Treating clinicians are usually the best placed to understand a veteran’s condition, and in most cases their opinions in relation to individual claims for pension are accepted. Decisions about the appropriate diagnosis of a condition, the likely date of clinical onset and the level of impairment, which have to be made by the Repatriation Commission or other decision-makers, usually rely upon reports and opinions of a treating doctor or specialist.
The RMA however does not deal with individual claims, but determines SOPs which set out all of the potential causes (factors) that can cause or worsen a particular injury, disease or death – at least one of which must as a minimum exist to establish a causal connection for the condition with the circumstances of an individual’s service. In making decisions about the various causes of an injury or disease, the RMA can only take in to account “sound medical-scientific evidence” (SMSE) as defined in the Veterans’ Entitlements Act 1986 (VEA). If your treating doctor or specialist is of the opinion that your disease is caused by a factor which is not included in the relevant SOP, the RMA can certainly consider the published study – or other evidence - which led to the doctor being of that opinion.
There are a number of different ways in which the RMA has addressed diseases and injuries experienced by female serving members and veterans.
Some SOPs are specific to injuries or diseases which only (or largely) affect females. Examples include:
- malignant neoplasm of the breast
- malignant neoplasm of the cervix
- malignant neoplasm of the ovary
Some SOPs concern injuries or diseases where females are at increased risk. Some examples include:
Some factors contained in SOPs relate to risk factors which are specific to females, including oral contraception, hormone replacement therapy, oestrogen therapy, reproductive factors, pregnancy, childbirth and the puerperium.
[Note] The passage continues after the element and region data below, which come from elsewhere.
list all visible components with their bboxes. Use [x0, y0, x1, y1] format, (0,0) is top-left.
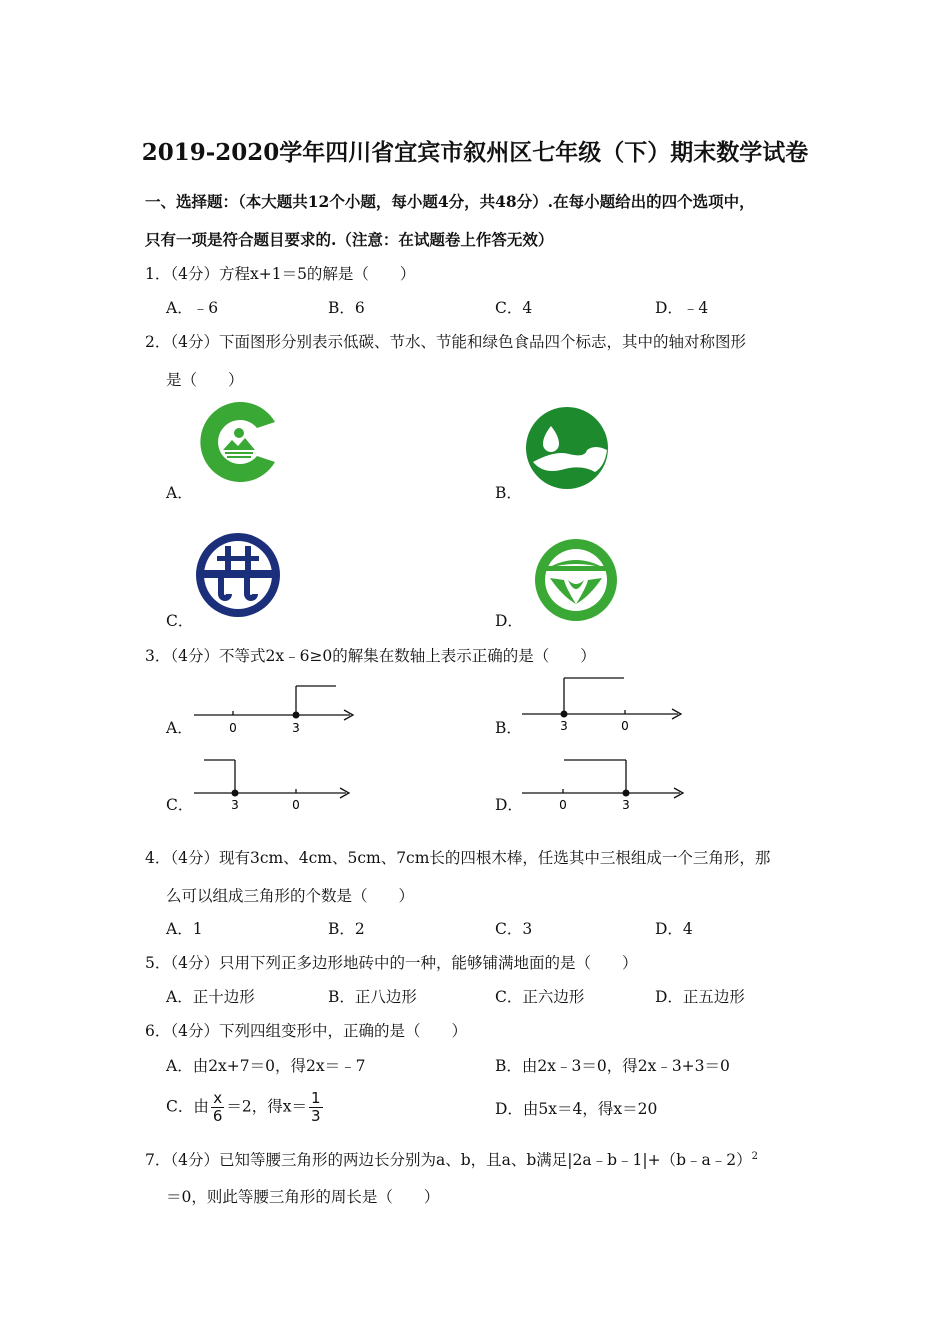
q3-option-c-label: C． [166, 796, 194, 814]
tick-label: 0 [292, 798, 300, 812]
q2-option-a-label: A． [166, 484, 193, 502]
water-saving-logo-icon [525, 406, 609, 490]
q4-option-b: B．2 [328, 920, 365, 938]
fraction-numerator: 1 [311, 1089, 321, 1107]
q1-option-b: B．6 [328, 299, 365, 317]
tick-label: 0 [621, 719, 629, 733]
number-line-c [190, 756, 360, 812]
q3-stem: 3．（4分）不等式2x﹣6≥0的解集在数轴上表示正确的是（ ） [145, 647, 596, 665]
tick-label: 3 [292, 721, 300, 735]
q7-stem-line2: ＝0，则此等腰三角形的周长是（ ） [166, 1188, 440, 1206]
q7-stem-text: 7．（4分）已知等腰三角形的两边长分别为a、b，且a、b满足|2a﹣b﹣1|+（b﹣a﹣2） [145, 1151, 752, 1169]
q5-option-b: B．正八边形 [328, 988, 417, 1006]
q2-stem-line2: 是（ ） [166, 371, 244, 389]
fraction [211, 1090, 225, 1125]
q2-option-d-label: D． [495, 612, 523, 630]
superscript: 2 [751, 1150, 759, 1162]
q6-option-b: B．由2x﹣3＝0，得2x﹣3+3＝0 [495, 1057, 730, 1075]
low-carbon-logo-icon [197, 400, 281, 484]
tick-label: 3 [560, 719, 568, 733]
fraction-numerator: x [211, 1090, 225, 1108]
q2-option-c-label: C． [166, 612, 194, 630]
q1-option-a: A．﹣6 [166, 299, 219, 317]
q4-stem-line1: 4．（4分）现有3cm、4cm、5cm、7cm长的四根木棒，任选其中三根组成一个三角形，那 [145, 849, 771, 867]
q7-stem-line1 [145, 1148, 758, 1170]
q4-option-a: A．1 [166, 920, 203, 938]
q1-option-d: D．﹣4 [655, 299, 709, 317]
section-heading-line2: 只有一项是符合题目要求的.（注意：在试题卷上作答无效） [145, 230, 554, 249]
q6-option-a: A．由2x+7＝0，得2x＝﹣7 [166, 1057, 366, 1075]
q4-stem-line2: 么可以组成三角形的个数是（ ） [166, 887, 415, 905]
fraction-denominator: 3 [311, 1107, 321, 1125]
tick-label: 3 [622, 798, 630, 812]
q5-stem: 5．（4分）只用下列正多边形地砖中的一种，能够铺满地面的是（ ） [145, 954, 638, 972]
number-line-d [518, 756, 690, 812]
green-food-logo-icon [534, 538, 618, 622]
tick-label: 0 [229, 721, 237, 735]
q5-option-a: A．正十边形 [166, 988, 255, 1006]
tick-label: 0 [559, 798, 567, 812]
q5-option-c: C．正六边形 [495, 988, 585, 1006]
tick-label: 3 [231, 798, 239, 812]
q6-option-c-prefix: C．由 [166, 1097, 209, 1116]
q6-stem: 6．（4分）下列四组变形中，正确的是（ ） [145, 1022, 467, 1040]
q3-option-d-label: D． [495, 796, 523, 814]
fraction-denominator: 6 [212, 1107, 223, 1125]
q2-stem-line1: 2．（4分）下面图形分别表示低碳、节水、节能和绿色食品四个标志，其中的轴对称图形 [145, 333, 746, 351]
q4-option-c: C．3 [495, 920, 533, 938]
q6-option-d: D．由5x＝4，得x＝20 [495, 1100, 658, 1118]
energy-saving-logo-icon [195, 532, 281, 618]
q3-option-b-label: B． [495, 719, 522, 737]
q5-option-d: D．正五边形 [655, 988, 745, 1006]
q3-option-a-label: A． [166, 719, 193, 737]
fraction [309, 1090, 323, 1125]
number-line-a [190, 680, 360, 736]
page-title: 2019-2020学年四川省宜宾市叙州区七年级（下）期末数学试卷 [141, 139, 809, 166]
q1-stem: 1．（4分）方程x+1＝5的解是（ ） [145, 265, 416, 283]
q6-option-c-mid: ＝2，得x＝ [226, 1097, 308, 1116]
q2-option-b-label: B． [495, 484, 522, 502]
q1-option-c: C．4 [495, 299, 533, 317]
q6-option-c [166, 1090, 325, 1125]
q4-option-d: D．4 [655, 920, 693, 938]
number-line-b [518, 674, 688, 734]
section-heading-line1: 一、选择题：（本大题共12个小题，每小题4分，共48分）.在每小题给出的四个选项中， [145, 192, 755, 211]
Where the evidence allows, different doses in factors may be specified for females. A distinction between doses for males and females is often difficult to quantify due to lack of studies which specifically measure exposures in females. The RMA has been able to make a lower dose for alcohol consumption in relation to a number of SOPs. It has also been recognised that measures of overweight and obesity are different in males and females. However evidence concerning different quantities of load bearing in females compared to males in relation to musculoskeletal conditions is currently not sufficient in quality and quantity to enable different minimum loads to be prescribed by gender.
You can read in more detail about these issues in the 'Risk factors and SOPs concerning female veterans' (PDF 57KB) (Word 51KB) document.
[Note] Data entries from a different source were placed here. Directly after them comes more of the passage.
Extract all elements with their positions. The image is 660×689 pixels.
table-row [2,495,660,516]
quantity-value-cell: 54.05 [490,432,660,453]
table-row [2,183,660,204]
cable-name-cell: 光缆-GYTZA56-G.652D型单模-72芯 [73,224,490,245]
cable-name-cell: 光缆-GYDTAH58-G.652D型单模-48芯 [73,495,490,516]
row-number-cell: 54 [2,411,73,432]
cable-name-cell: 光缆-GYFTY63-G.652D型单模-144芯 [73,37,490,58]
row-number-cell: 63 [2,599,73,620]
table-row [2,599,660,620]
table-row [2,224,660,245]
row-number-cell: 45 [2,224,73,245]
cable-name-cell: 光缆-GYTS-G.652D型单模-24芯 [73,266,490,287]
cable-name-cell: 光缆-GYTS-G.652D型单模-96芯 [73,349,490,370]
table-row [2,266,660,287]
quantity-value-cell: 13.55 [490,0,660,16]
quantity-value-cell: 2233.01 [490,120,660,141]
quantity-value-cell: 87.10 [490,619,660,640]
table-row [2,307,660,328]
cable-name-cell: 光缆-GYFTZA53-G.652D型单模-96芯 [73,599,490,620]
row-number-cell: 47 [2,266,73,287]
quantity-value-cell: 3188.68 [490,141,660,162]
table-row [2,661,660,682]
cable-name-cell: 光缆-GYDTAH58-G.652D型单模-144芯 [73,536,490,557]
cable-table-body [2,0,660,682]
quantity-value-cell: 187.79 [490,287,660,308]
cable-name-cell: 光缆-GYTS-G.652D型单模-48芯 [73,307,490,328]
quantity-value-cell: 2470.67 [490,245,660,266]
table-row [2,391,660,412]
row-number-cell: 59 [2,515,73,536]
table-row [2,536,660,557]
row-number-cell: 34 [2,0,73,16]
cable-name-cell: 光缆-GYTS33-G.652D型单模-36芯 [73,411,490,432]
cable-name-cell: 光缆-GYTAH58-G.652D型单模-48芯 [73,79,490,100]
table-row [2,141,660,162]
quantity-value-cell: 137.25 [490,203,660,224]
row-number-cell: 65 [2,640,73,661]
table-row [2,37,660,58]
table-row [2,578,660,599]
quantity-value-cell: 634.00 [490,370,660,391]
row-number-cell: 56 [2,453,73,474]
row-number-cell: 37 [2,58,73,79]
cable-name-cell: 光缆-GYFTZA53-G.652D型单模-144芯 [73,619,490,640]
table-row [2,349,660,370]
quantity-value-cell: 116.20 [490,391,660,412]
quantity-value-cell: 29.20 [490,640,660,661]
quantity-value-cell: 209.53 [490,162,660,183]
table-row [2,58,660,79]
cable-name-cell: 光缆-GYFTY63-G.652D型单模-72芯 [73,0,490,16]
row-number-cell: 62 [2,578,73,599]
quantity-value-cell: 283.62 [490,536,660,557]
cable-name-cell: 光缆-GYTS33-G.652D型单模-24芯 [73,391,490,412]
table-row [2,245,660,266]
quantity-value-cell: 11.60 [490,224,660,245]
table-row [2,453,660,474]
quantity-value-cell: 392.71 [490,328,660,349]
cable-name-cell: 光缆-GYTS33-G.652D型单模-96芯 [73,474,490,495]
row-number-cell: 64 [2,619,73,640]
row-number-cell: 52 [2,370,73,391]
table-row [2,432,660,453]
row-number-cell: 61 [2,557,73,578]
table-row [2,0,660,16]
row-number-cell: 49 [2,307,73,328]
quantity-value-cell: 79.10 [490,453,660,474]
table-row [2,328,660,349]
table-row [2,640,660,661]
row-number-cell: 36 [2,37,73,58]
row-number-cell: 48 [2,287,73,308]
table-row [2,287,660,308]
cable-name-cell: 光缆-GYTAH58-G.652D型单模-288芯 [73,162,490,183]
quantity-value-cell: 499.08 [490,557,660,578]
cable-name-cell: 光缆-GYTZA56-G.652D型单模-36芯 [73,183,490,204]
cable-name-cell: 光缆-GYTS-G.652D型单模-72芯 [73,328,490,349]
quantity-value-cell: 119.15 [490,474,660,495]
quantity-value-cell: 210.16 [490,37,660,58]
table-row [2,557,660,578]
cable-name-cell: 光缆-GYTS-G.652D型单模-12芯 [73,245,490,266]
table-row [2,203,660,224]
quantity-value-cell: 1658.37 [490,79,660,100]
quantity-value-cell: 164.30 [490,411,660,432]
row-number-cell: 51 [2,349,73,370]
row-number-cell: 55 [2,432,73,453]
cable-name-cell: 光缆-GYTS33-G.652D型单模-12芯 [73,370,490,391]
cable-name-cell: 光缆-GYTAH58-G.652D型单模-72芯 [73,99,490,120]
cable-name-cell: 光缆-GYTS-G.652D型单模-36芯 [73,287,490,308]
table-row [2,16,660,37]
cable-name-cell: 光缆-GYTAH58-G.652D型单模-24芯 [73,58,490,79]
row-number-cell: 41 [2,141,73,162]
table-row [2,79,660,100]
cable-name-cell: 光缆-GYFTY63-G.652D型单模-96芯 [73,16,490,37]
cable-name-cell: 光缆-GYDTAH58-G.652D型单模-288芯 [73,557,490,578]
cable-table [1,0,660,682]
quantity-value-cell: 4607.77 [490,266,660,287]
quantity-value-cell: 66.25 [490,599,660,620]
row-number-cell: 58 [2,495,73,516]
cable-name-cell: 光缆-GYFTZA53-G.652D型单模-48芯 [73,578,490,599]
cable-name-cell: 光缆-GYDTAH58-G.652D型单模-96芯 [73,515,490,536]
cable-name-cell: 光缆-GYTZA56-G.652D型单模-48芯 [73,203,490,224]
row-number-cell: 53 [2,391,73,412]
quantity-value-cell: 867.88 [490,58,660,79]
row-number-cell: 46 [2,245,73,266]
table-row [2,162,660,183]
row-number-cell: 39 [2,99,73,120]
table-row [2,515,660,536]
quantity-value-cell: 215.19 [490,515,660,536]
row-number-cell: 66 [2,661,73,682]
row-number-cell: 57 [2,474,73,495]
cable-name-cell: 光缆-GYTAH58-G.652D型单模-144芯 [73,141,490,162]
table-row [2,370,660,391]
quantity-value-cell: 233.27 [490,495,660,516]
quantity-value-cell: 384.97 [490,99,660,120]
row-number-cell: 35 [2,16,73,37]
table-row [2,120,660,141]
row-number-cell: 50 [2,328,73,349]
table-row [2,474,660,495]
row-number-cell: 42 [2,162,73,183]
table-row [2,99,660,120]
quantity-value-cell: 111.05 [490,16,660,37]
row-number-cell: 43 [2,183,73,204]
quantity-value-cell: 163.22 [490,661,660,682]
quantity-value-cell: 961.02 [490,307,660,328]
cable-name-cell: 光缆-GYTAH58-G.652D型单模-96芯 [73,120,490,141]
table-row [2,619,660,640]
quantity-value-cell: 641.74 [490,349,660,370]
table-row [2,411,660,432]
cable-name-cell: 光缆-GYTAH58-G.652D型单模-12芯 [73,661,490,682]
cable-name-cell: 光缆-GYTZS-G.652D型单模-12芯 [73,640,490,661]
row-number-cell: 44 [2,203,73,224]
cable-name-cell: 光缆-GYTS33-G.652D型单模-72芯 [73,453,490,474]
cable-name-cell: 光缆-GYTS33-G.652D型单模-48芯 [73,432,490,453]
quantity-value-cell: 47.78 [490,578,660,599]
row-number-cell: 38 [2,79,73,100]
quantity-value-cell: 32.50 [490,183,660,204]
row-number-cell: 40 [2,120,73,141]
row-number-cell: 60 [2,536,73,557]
OH&S rules and standards are based upon what is known as the ‘precautionary principle’, and are usually set at a level regarded as sufficiently safe that no worker, even exposed day after day for a working lifetime, would suffer an adverse health effect, even of a temporary nature. They identify the highest dose that has not caused the most sensitive effect, and then build in safety factors of at least 10. The safety factor allows for such things as interspecies extrapolation, human variability in responses, variations in study durations, elimination half lives and absorption efficiency by different routes of exposure. The rules and standards are designed to protect workers from any adverse health effects and not necessarily a specific injury or disease.
When the RMA is considering what the minimum ‘dose’ level required to connect the injury or disease with a person’s military service, it identifies the published medical-scientific studies relating to the particular injury or disease and then specifies dose levels at the lowest level at which studies have shown exposed subjects developing the injury or disease. In most cases this will be at much higher levels than the OH&S standard.